If he had his way, Henderson would eliminate Medicare, Medicaid, Social Security, the military draft, compulsory unionism, the minimum wage, professional licensing for everyone from doctors to manicurists, mandatory school attendance, and taxes for public education—and both individuals and the economy would be better for it.
"This is a book about freedom, how well freedom works and how government, by crushing freedom, messes up our lives," says Henderson. Milton Friedman has written that The Joy of Freedom "is passionate and eloquent, yet at the same time, thoughtful, informed, and profound."
In The Joy of Freedom, Henderson brings to life his economic principles by relating his personal journey that led him to his set of beliefs. Along the way, he also offers completely new perspectives on well-known events, such as the race riots in Detroit in 1964 and Rosa Parks's refusal to move to the back of the bus in Alabama.

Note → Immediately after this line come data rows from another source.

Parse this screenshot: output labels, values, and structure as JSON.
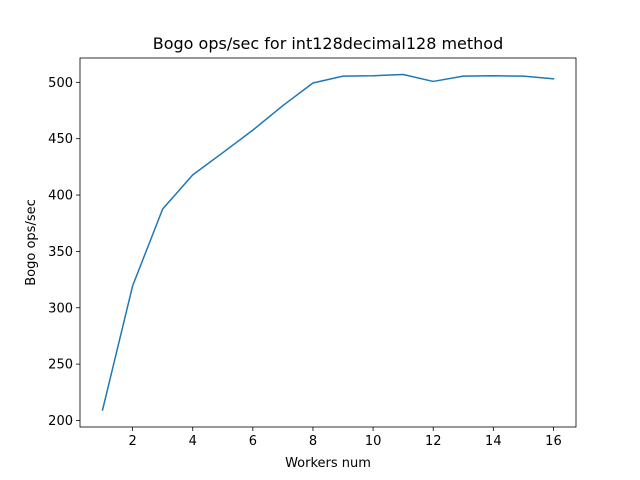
{
  "chart_data": {
    "type": "line",
    "title": "Bogo ops/sec for int128decimal128 method",
    "xlabel": "Workers num",
    "ylabel": "Bogo ops/sec",
    "x_ticks": [
      2,
      4,
      6,
      8,
      10,
      12,
      14,
      16
    ],
    "y_ticks": [
      200,
      250,
      300,
      350,
      400,
      450,
      500
    ],
    "xlim": [
      0.25,
      16.75
    ],
    "ylim": [
      194.2,
      521.6
    ],
    "grid": false,
    "series": [
      {
        "color": "#1f77b4",
        "x": [
          1,
          2,
          3,
          4,
          5,
          6,
          7,
          8,
          9,
          10,
          11,
          12,
          13,
          14,
          15,
          16
        ],
        "y": [
          209.3,
          319.4,
          387.6,
          417.9,
          437.6,
          457.6,
          479.4,
          499.4,
          505.5,
          505.9,
          507.0,
          500.8,
          505.5,
          505.8,
          505.5,
          503.1
        ]
      }
    ]
  }
}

In chapters covering such important issues of the day as racism, the environment, education, and health care, Henderson marshals solid economic theory and history, as well as real-life examples of his own and others, to prove that government intervention—in the United States and around the globe—makes matters worse. Henderson shows how free markets, left to seek their own self-interest, would lead to better results in all these areas.
"For me, economics has always been the joyous science," writes Henderson in The Joy of Freedom. "It says that a good deal of freedom is necessary for prosperity, which means that not only can you have freedom, but also that you get prosperity as a bonus."
David R. Henderson, a research fellow with the Hoover Institution, is also an associate professor of economics at the Naval Postgraduate School in Monterey, California. His writing focuses on public policy, making economic issues and analyses clear and interesting to general audiences. He is the editor of The Fortune Encyclopedia of Economics (Warner Books, 1993), a book that communicates to a general audience what and how economists think.
The Hoover Institution, founded at Stanford University in 1919 by Herbert Hoover, who went on to become the 31st president of the United States, is an interdisciplinary research center for advanced study on domestic and international affairs.